This project is a boolean expression simplifier in C++. It uses the Quine–McCluskey algorithm to compute the set of prime implicants, and then iteratively extracts prime essentials and simplifies the implicant chart. When no chart simplification can be applied and no prime essential can be removed, it relies on heuristics to find a good prime to extract from the chart.
This project does not depend on any other library, except of course the standard C++ library. It is distributed under the MIT license.
g++ minbool.cpp -pedantic -Wall -Wextra -O3 -DNDEBUG -std=c++11 -o minbool
./minbool
The boolean function to simplify is represented as two vectors containing the set of values for which the function evaluates to 1, and the set of values for which the values of the function does not matter (it can be either 0 or 1).

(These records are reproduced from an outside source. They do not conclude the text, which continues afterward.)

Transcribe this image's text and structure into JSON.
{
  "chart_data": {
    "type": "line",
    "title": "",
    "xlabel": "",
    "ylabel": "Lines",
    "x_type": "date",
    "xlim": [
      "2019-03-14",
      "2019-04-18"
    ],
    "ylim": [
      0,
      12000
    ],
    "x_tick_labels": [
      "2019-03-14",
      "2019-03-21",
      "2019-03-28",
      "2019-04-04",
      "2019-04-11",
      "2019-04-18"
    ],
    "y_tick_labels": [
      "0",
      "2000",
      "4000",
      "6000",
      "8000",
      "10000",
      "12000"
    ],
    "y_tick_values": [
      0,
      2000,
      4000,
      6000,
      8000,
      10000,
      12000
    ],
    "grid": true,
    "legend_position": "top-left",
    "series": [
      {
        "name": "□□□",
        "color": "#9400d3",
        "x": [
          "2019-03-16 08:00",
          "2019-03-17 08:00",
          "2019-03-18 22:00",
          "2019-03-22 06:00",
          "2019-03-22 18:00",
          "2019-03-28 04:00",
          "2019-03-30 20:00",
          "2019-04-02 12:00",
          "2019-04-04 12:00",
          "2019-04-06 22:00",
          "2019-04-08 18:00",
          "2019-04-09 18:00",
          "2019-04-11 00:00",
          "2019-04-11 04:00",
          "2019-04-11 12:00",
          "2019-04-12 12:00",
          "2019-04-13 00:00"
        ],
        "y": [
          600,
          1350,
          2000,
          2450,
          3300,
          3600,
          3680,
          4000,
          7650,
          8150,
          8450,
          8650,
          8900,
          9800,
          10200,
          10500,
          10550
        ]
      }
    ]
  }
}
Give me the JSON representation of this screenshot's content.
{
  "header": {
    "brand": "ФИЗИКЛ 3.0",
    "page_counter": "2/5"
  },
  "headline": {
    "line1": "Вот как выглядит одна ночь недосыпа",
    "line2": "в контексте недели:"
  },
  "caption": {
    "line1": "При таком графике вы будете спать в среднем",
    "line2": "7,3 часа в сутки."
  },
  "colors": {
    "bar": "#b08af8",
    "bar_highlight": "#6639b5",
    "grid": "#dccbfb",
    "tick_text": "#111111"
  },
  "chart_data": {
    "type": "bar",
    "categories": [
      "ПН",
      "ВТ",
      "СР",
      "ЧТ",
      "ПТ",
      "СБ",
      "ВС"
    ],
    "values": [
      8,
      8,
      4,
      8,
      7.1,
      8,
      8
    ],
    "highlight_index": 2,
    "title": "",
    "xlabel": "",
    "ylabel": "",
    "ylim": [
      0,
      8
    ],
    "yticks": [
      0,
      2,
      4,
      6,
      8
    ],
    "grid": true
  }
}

Consider the following example for a function of 4 variables (X mark "don't care" values):
A | B | C | D | f(A, B, C, D) | |
---|---|---|---|---|---|
0 | 0 | 0 | 0 | 0 | 0 |
1 | 0 | 0 | 0 | 1 | 0 |
2 | 0 | 0 | 1 | 0 | 0 |
3 | 0 | 0 | 1 | 1 | 0 |
4 | 0 | 1 | 0 | 0 | 1 |
5 | 0 | 1 | 0 | 1 | 0 |
6 | 0 | 1 | 1 | 0 | 0 |
7 | 0 | 1 | 1 | 1 | 0 |
8 | 1 | 0 | 0 | 0 | 1 |
9 | 1 | 0 | 0 | 1 | X |
10 | 1 | 0 | 1 | 0 | 1 |
11 | 1 | 0 | 1 | 1 | 1 |
12 | 1 | 1 | 0 | 0 | 1 |
13 | 1 | 1 | 0 | 1 | 0 |
14 | 1 | 1 | 1 | 0 | X |
15 | 1 | 1 | 1 | 1 | 1 |
The code to run the simplifier on this function is:
std::vector<uint8_t> on { 4, 8, 10, 11, 12, 15 };
std::vector<uint8_t> dc { 9, 14 };
std::vector<MinTerm<4>> solution = minimize_boolean<4>(on, dc);
The function minimize_boolean
takes the number of bits to consider as a template argument, and the two vectors containing the definition of the function as described above. The result is a vector of MinTerm
objects representing the sum of products found during minimization. For the example above, the result will be (one MinTerm
per line):
-100
1-1-
10--
This is equivalent to the minimal boolean expression:
BC'D' + AC + AB'
As demonstrated in this example, a MinTerm
indicates, for each variable, if it is present in the product (1
), present but negated (0
), or not present at all (-
). The state of every variable in the product is read from left to right (i.e. in the example, the leftmost symbol represents the state of variable A, and the right most symbol the state of variable D).